A Confident Second Outing
What B Is for Burglar demonstrates is consistency. The series would go on to twenty-five volumes, and its endurance depended on Grafton’s ability to deliver, again and again, a satisfying mystery anchored by a compelling narrator. The second novel proves she could do it — that the debut was not a fluke, that the voice and the formula could sustain a series. It is not the most ambitious or intense Kinsey Millhone novel, but it is a confident, well-crafted one, and it established the reliability that would keep readers returning letter after letter.
Grafton’s clean, unshowy prose keeps the investigation moving, and the missing-person-to-murder turn gives the modest premise a satisfying shape. B Is for Burglar is the series in its early, foundational mode, delivering a brisk and competent mystery while continuing to build the character at its center.
Where It Sits in the Series
B Is for Burglar is the second Kinsey Millhone novel, following A Is for Alibi and preceding C Is for Corpse. It reads well in sequence, building on the debut’s foundation, though like nearly every entry it works as a standalone. For readers tracking the Alphabet series, it is a confident early entry that confirms the series’ footing.
Among the Kinsey Millhone books, B Is for Burglar is a solid, well-constructed early mystery, sharper in plotting than the debut and growing in voice. It is a modest but satisfying outing that demonstrates the series’ reliability, anchored by the patient investigative work and dry narration that make Kinsey such enduring company.

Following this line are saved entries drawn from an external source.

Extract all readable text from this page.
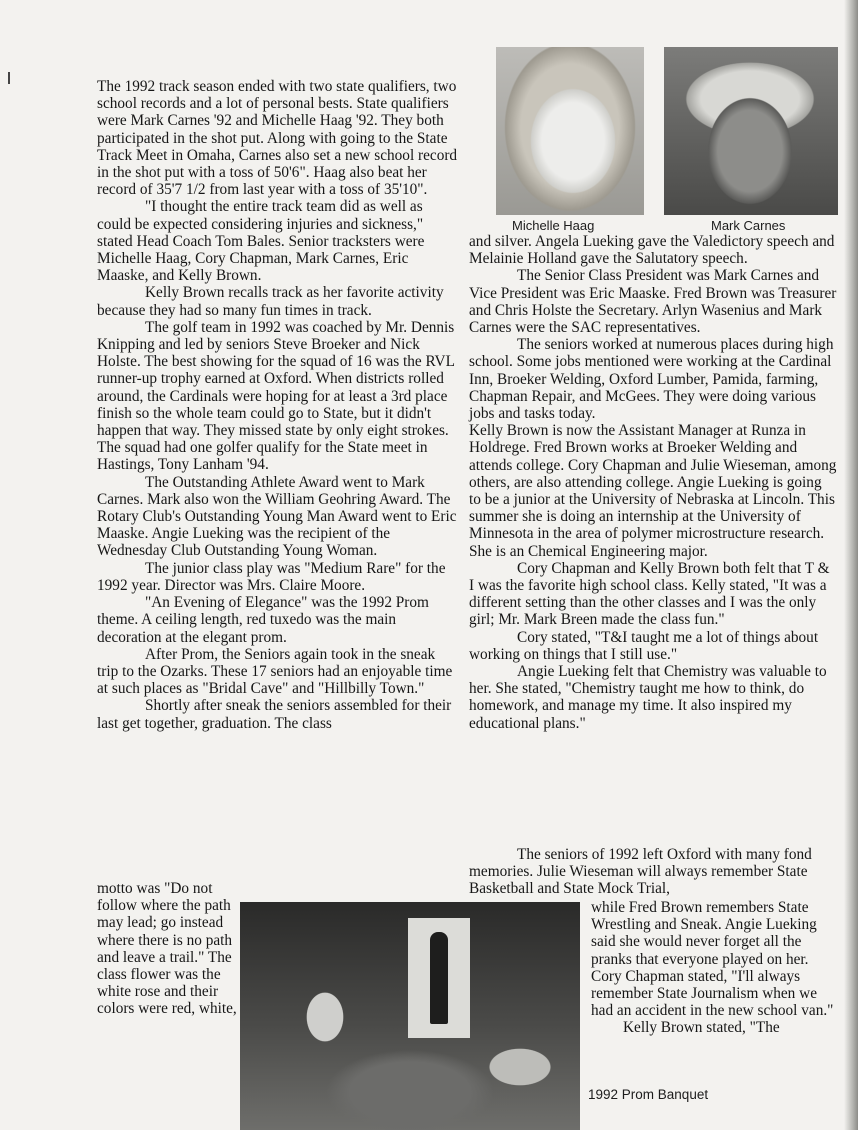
The 1992 track season ended with two state qualifiers, two school records and a lot of personal bests. State qualifiers were Mark Carnes '92 and Michelle Haag '92. They both participated in the shot put. Along with going to the State Track Meet in Omaha, Carnes also set a new school record in the shot put with a toss of 50'6". Haag also beat her record of 35'7 1/2 from last year with a toss of 35'10".

"I thought the entire track team did as well as could be expected considering injuries and sickness," stated Head Coach Tom Bales. Senior tracksters were Michelle Haag, Cory Chapman, Mark Carnes, Eric Maaske, and Kelly Brown.

Kelly Brown recalls track as her favorite activity because they had so many fun times in track.

The golf team in 1992 was coached by Mr. Dennis Knipping and led by seniors Steve Broeker and Nick Holste. The best showing for the squad of 16 was the RVL runner-up trophy earned at Oxford. When districts rolled around, the Cardinals were hoping for at least a 3rd place finish so the whole team could go to State, but it didn't happen that way. They missed state by only eight strokes. The squad had one golfer qualify for the State meet in Hastings, Tony Lanham '94.

The Outstanding Athlete Award went to Mark Carnes. Mark also won the William Geohring Award. The Rotary Club's Outstanding Young Man Award went to Eric Maaske. Angie Lueking was the recipient of the Wednesday Club Outstanding Young Woman.

The junior class play was "Medium Rare" for the 1992 year. Director was Mrs. Claire Moore.

"An Evening of Elegance" was the 1992 Prom theme. A ceiling length, red tuxedo was the main decoration at the elegant prom.

After Prom, the Seniors again took in the sneak trip to the Ozarks. These 17 seniors had an enjoyable time at such places as "Bridal Cave" and "Hillbilly Town."

Shortly after sneak the seniors assembled for their last get together, graduation. The class

motto was "Do not follow where the path may lead; go instead where there is no path and leave a trail." The class flower was the white rose and their colors were red, white,

Michelle Haag	Mark Carnes

and silver. Angela Lueking gave the Valedictory speech and Melainie Holland gave the Salutatory speech.

The Senior Class President was Mark Carnes and Vice President was Eric Maaske. Fred Brown was Treasurer and Chris Holste the Secretary. Arlyn Wasenius and Mark Carnes were the SAC representatives.

The seniors worked at numerous places during high school. Some jobs mentioned were working at the Cardinal Inn, Broeker Welding, Oxford Lumber, Pamida, farming, Chapman Repair, and McGees. They were doing various jobs and tasks today.

Kelly Brown is now the Assistant Manager at Runza in Holdrege. Fred Brown works at Broeker Welding and attends college. Cory Chapman and Julie Wieseman, among others, are also attending college. Angie Lueking is going to be a junior at the University of Nebraska at Lincoln. This summer she is doing an internship at the University of Minnesota in the area of polymer microstructure research. She is an Chemical Engineering major.

Cory Chapman and Kelly Brown both felt that T & I was the favorite high school class. Kelly stated, "It was a different setting than the other classes and I was the only girl; Mr. Mark Breen made the class fun."

Cory stated, "T&I taught me a lot of things about working on things that I still use."

Angie Lueking felt that Chemistry was valuable to her. She stated, "Chemistry taught me how to think, do homework, and manage my time. It also inspired my educational plans."

The seniors of 1992 left Oxford with many fond memories. Julie Wieseman will always remember State Basketball and State Mock Trial,

while Fred Brown remembers State Wrestling and Sneak. Angie Lueking said she would never forget all the pranks that everyone played on her. Cory Chapman stated, "I'll always remember State Journalism when we had an accident in the new school van."

Kelly Brown stated, "The

1992 Prom Banquet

The book’s modest scale is, in a sense, the point. Grafton understood that a long series cannot sustain itself on escalating spectacle, and the Kinsey Millhone novels endure precisely because they trust the appeal of competent, human-scale detection — a real person doing real legwork to untangle an ordinary crime. B Is for Burglar is an early demonstration of that faith, finding suspense and satisfaction not in a sensational threat but in the patient unraveling of a single woman’s disappearance. The pleasure is in the process, in watching Kinsey notice what others miss and refuse to let go, and the book’s confidence in that quieter pleasure is what marks Grafton as a writer who knew exactly what kind of series she was building.
Our rating: 3.9/5 — A sharp, well-constructed early Kinsey Millhone mystery that turns a routine missing-persons job into a tangled case of fraud and murder, confirming the series’ footing.

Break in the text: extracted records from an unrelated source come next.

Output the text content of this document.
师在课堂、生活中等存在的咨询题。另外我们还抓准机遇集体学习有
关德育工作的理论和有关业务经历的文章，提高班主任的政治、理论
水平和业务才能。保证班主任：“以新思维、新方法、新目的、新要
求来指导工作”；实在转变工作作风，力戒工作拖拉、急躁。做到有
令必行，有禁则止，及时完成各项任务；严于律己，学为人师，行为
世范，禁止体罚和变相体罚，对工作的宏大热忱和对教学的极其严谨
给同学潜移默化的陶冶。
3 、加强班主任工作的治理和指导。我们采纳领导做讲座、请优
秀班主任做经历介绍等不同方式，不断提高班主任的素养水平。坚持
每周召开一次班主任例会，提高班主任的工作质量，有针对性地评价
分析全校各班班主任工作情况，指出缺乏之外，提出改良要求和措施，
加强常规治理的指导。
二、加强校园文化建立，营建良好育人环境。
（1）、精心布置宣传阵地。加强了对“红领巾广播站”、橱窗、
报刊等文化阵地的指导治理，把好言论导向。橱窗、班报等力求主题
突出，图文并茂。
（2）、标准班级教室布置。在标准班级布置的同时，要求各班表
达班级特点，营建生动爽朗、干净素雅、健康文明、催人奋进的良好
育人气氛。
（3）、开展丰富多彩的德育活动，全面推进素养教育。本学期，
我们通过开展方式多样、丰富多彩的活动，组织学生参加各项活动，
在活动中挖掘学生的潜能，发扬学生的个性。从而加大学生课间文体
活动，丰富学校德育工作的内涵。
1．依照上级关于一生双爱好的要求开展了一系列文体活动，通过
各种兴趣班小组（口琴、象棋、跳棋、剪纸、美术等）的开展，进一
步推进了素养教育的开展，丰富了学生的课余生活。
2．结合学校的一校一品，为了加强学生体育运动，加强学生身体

Frequently Asked Questions
What is "B Is for Burglar" about?
A simple job — find a woman's missing sister so a will can be settled — turns sinister when Kinsey Millhone realizes Elaine Boldt didn't just go to Florida for the winter. A trail of a burglary, an apartment fire, and a body leads Kinsey to suspect she's chasing not a missing person but a murder.
Who should read "B Is for Burglar"?
Mystery readers; fans of female private-eye fiction and missing-persons mysteries.
What are the key takeaways from "B Is for Burglar"?
A routine job can hide a murder Persistence turns up what others miss A missing person is rarely just missing A series finds its footing in its second outing
Is "B Is for Burglar" worth reading?
B Is for Burglar shows Sue Grafton settling into her stride, turning a routine missing-persons job into a tangled case of fraud and murder. The second Kinsey Millhone novel sharpens the series' voice and plotting, delivering a brisk, satisfying mystery that confirms the promise of the debut.